Volvemos a la intimidad de la última cena, y escuchamos unas palabras de Jesús, densísimas: “Si me amáis”. El corazón de aquella cena es la revelación del amor. El corazón de la vida cristiana es amar a Cristo. Y, sin embargo, Jesús nos deja libres, nos invita: si me amáis. Si queréis amarme. Es una posibilidad, no una orden. No dice os mando que me améis, sino si me amáis guardaréis mis mandatos.

El amor es el secreto para vivir la vida de Jesús. Es la fuerza y la condición para vivir “mis mandamientos”, como se lee en el original. El acento está puesto en los mandamientos que él ha dado a lo largo de los años pero, sobre todo, en aquella Cena. Poco antes les ha dicho: “Pues si yo, que soy el Señor y el Maestro, os he lavado los pies, vosotros también debéis lavaros los pies unos a otros”. Y poco después, como una joya engastada entre la revelación de la traición de Judas y la profecía de la negación de Pedro, como una fuerza redentora que vence traiciones y negaciones. “Os doy un mandamiento nuevo: que os améis unos a otros. Como yo os he amado, amaos también unos a otros. En esto conocerán todos que sois mis discípulos, si os tenéis amor unos a otros”. Si me amáis, os lavaréis los pies el uno al otro, os serviréis, os amaréis como yo os he amado donándoos toda mi vida, todo mi cuerpo, toda mi sangre.

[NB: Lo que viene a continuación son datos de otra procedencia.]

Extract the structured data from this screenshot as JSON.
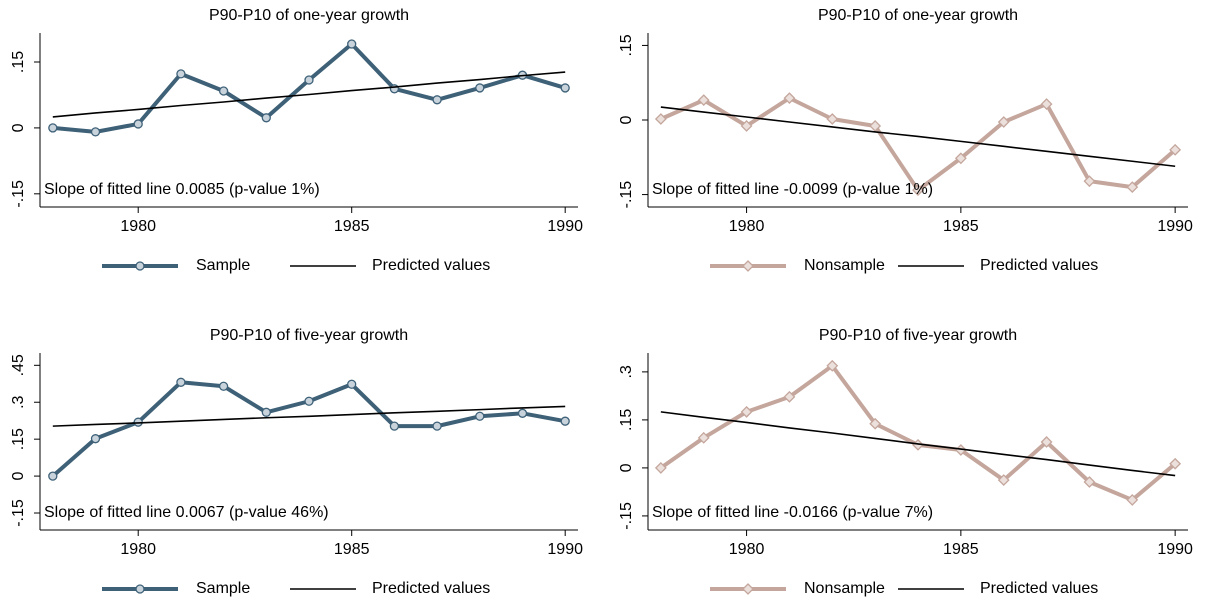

Jesús es el único enamorado que puede hacer promesas seguras, que se cumplirán siempre: “Si me amáis, yo le pediré al Padre y os dará otro Paráclito, que esté siempre con vosotros”. Qué importante es asegurar un éxito positivo a ese “si…”. Muchas cosas dependen de nuestro amor libre por Cristo: pide al Padre y el Espíritu de verdad llega y permanece para siempre. Nunca más seremos huérfanos. Veremos a Jesús y sabremos que Él está en el Padre y nosotros con Él, y Él con nosotros. Nosotros también estamos en el Padre, estamos en la Trinidad de Dios, con el Espíritu Consolador y en Cristo.

Luego, nos anima: nos acaba de desvelar quién es el Espíritu, y frente a nuestra perplejidad e incertidumbre nos asegura: vosotros le conocéis, porque habita en vosotros y habitará en vosotros siempre. Y repite, para que lo entendamos bien: el que se toma en serio mis mandamientos, el que lava los pies, el que sirve con la toalla atada a la cintura, el que ama a sus hermanos como yo os he amado, ése es el que me ama de verdad. Luego amarte, ¿no es hacer grandes ayunos y largas oraciones, no equivocarse nunca? Jesús nos desplaza. Y continúa con promesas seguras, que se realizan ahora: a “mi amante”, mi Padre lo amará y también yo lo amaré y me manifestaré a él.

Creo, Jesús, en tu amor, en la posibilidad de que me dones el poder amarte como tú dices y de que realices en mí todas tus promesas.